1.1. Bij besluit van 7 januari 2003, verzonden op 15 januari 2003, heeft het College aan appellanten voor de periode van 2 oktober 2002 tot en met 1 april 2003 bijzondere bijstand in de vorm van een woonkostentoeslag toegekend. Bij besluit van 1 juli 2003 is het bezwaar tegen het besluit van 7 januari 2003, waar het betreft de aan dit besluit verbonden voorwaarden, ongegrond verklaard. Bij uitspraak van 12 maart 2004 heeft de rechtbank Maastricht het tegen het besluit van 1 juli 2003 ingestelde beroep ongegrond verklaard.

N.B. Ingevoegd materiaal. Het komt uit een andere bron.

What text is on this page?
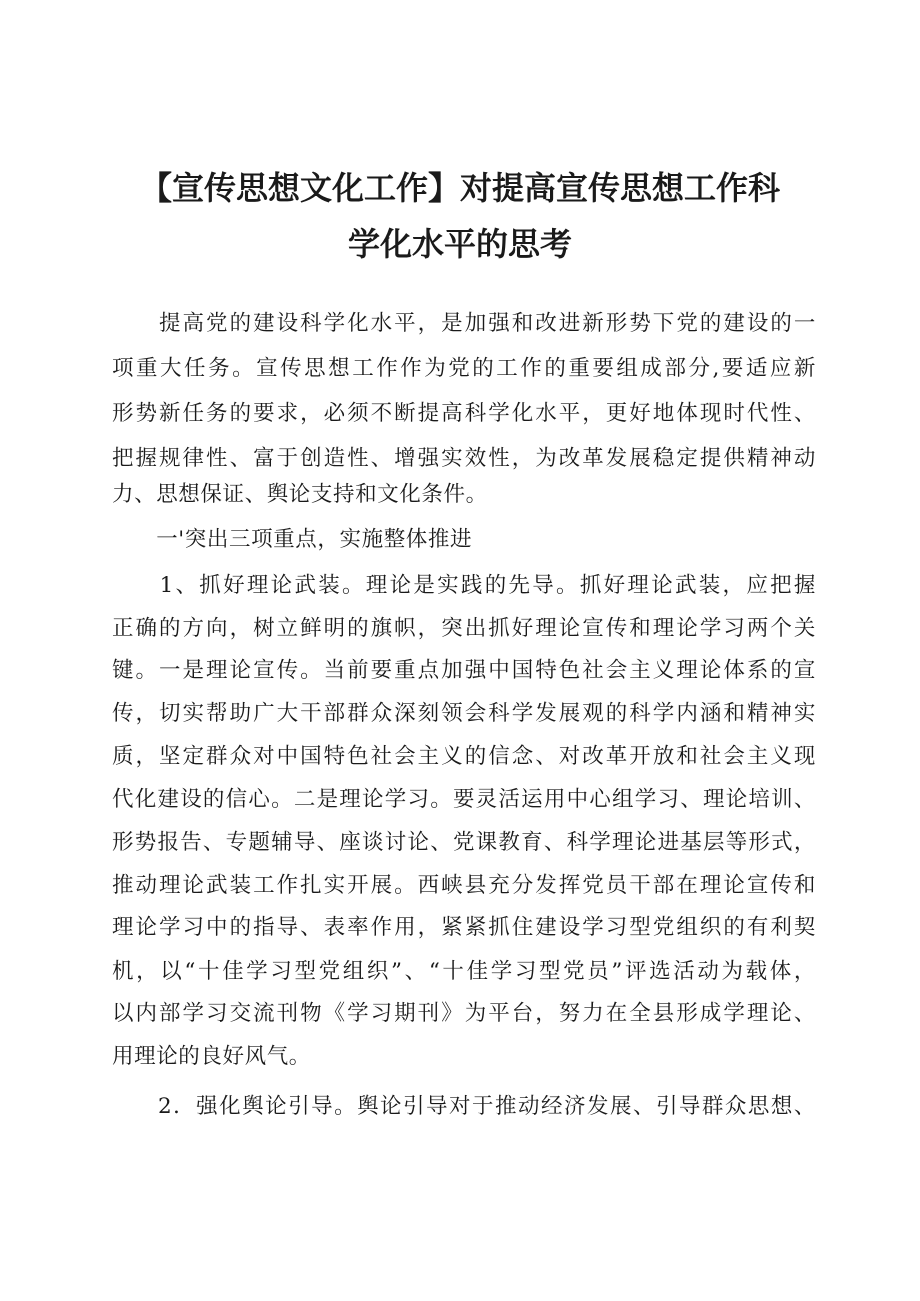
【宣传思想文化工作】对提高宣传思想工作科
学化水平的思考
　　提高党的建设科学化水平，是加强和改进新形势下党的建设的一
项重大任务。宣传思想工作作为党的工作的重要组成部分,要适应新
形势新任务的要求，必须不断提高科学化水平，更好地体现时代性、
把握规律性、富于创造性、增强实效性，为改革发展稳定提供精神动
力、思想保证、舆论支持和文化条件。
　　一'突出三项重点，实施整体推进
　　1、抓好理论武装。理论是实践的先导。抓好理论武装，应把握
正确的方向，树立鲜明的旗帜，突出抓好理论宣传和理论学习两个关
键。一是理论宣传。当前要重点加强中国特色社会主义理论体系的宣
传，切实帮助广大干部群众深刻领会科学发展观的科学内涵和精神实
质，坚定群众对中国特色社会主义的信念、对改革开放和社会主义现
代化建设的信心。二是理论学习。要灵活运用中心组学习、理论培训、
形势报告、专题辅导、座谈讨论、党课教育、科学理论进基层等形式，
推动理论武装工作扎实开展。西峡县充分发挥党员干部在理论宣传和
理论学习中的指导、表率作用，紧紧抓住建设学习型党组织的有利契
机，以“十佳学习型党组织”、“十佳学习型党员”评选活动为载体，
以内部学习交流刊物《学习期刊》为平台，努力在全县形成学理论、
用理论的良好风气。
　　2．强化舆论引导。舆论引导对于推动经济发展、引导群众思想、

Bij uitspraak van 11 december 2007 (LJN BC0874) heeft de Raad deze uitspraak naar aanleiding van het daartegen ingestelde hoger beroep bevestigd.
1.2. Bij brief van 19 mei 2004 heeft de directeur van Pentasz aan appellanten onder meer het volgende meegedeeld:
“Bij besluit van 7 januari 2003 (datum beschikking 15 januari 2003) hebben wij u bijzondere bijstand toegekend onder meer in de vorm van een woonlastentoeslag (….). De bijzondere bijstand werd toegekend onder de in de beschikking van 15 januari 2003 genoemde voorwaarden (…). Hieraan heeft u niet voldaan. Naar aanleiding van de uitspraak van de rechtbank, welke ons in het gelijk gesteld heeft met betrekking tot het opleggen van de voorwaarden welke verbonden zijn aan de aan u toegekende bijzondere bijstand, delen wij u mede dat wij u tot 1 juli 2004 in de gelegenheid stellen om de gevraagde bewijsstukken en documenten alsnog te overleggen (…). Komt u de aan de bijzondere bijstand gestelde voorwaarden niet na, dan zal de aan u toegekende bijzondere bijstand niet uitbetaald worden. (…)”.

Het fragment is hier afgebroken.